Crossing the bridge, a few minutes later, he stopped stock still. “That was it!” he cried. “He kept saying he wouldn’t breathe a word, but he didn’t promise not to write! The mean little fox! My, I’m glad I didn’t do it! I—I’d like to go back and punch his head for him! I wonder if that stamp was a forgery, after all!”
[CHAPTER XIX]
A FALLING OUT
Harry made no mention of his meeting with Cotton. There were moments when he regretted that stamp. Frequently he turned to the space in his big album where it should be mounted and as often sighed his regret. Some time he meant to have one of those stamps, only he would get it without having to play traitor. Meanwhile he delved more furiously than ever into his albums and his envelopes, wrote letters and received them, perused catalogues and lists, and became an earnest student of three different philatelic journals. It seemed to his roommate that the finer the weather became the closer Harry stuck to his room. Arthur growled and threatened and begged, but all to slight purpose.
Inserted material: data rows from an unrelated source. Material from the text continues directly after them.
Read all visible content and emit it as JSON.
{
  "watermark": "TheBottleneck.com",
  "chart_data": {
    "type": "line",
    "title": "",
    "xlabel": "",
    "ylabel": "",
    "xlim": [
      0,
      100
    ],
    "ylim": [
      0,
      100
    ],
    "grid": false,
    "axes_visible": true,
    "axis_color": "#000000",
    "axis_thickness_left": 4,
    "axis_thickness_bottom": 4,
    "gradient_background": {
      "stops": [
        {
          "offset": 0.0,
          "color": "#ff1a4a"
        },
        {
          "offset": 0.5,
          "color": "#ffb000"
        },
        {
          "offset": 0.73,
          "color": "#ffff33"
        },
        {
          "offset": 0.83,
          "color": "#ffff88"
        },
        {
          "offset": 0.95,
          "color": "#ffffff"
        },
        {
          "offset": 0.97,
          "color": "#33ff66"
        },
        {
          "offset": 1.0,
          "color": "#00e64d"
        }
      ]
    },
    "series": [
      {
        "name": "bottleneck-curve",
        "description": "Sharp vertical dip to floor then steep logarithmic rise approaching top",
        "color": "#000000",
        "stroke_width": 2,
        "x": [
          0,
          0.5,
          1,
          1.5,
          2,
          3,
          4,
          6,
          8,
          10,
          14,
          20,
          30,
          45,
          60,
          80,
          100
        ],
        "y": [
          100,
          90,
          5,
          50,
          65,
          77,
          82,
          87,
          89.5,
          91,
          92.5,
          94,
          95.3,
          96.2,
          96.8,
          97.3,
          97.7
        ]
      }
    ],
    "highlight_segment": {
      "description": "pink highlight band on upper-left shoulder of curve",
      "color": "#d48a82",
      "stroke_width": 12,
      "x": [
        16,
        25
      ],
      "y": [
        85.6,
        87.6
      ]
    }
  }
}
Day by day Arthur, returning from the field, discovered Harry leaning over his albums in a litter of catalogues and stamps, the air redolent of library paste.
About the beginning of the second week in May, when the blue sky was swept clean of clouds and the sunlight just drew you out of doors as a magnet draws steel filings, Arthur’s patience gave way. Threats, he told himself grimly, had lost their virtue. Things had gone wrong all day, and Arthur was in a decidedly bad temper when he got back to the room. Stevie, or Mr. Austin, to give his real name, had hauled him over the coals in chemistry class in the morning—to the signal amusement of his fellows; he had failed miserably at Greek after dinner, and then, to clap the climax, he had broken his favorite vaulting pole at practice. All that was enough to spoil the best temper any one ever had! And now here was that little idiot of a roommate of his disregarding everything he had been told, wallowing around in a room that was a veritable pigsty and that smelled to heaven of that sickening library paste!
Arthur’s patience gave way, and his temper with it. Crossing the room in three bounds, he lifted Harry from his chair, seized the two big albums and the smaller one, and, striding to his closet, opened the door and tossed the books on to the shelf. Then he turned the key in the lock viciously and placed it in his pocket.
From table to closet stretched a gay, vari-colored path of loose stamps. Harry, bewildered, open-mouthed, looked from the litter on the carpet to Arthur. But before he could summon words to express some of the thoughts within him, Arthur took the floor. He had plenty to say himself, and proceeded to say it.
“I told you what I’d do if you didn’t quit,” he began, angrily. “I said I’d pitch those fool books out the window, but if I did you’d sneak them back again. Well, they’re where you won’t get them for awhile, my son, and you can just make up your mind to that! No more stamps for a week, and not then unless you spend a good part of every day outdoors. You’ve got to play tennis and take walks and get some fresh air into your little starving lungs and some color into your little white face, Harry. Now you clear up that mess there and get these stamps off the floor.”
“I want my albums!” said Harry, hotly.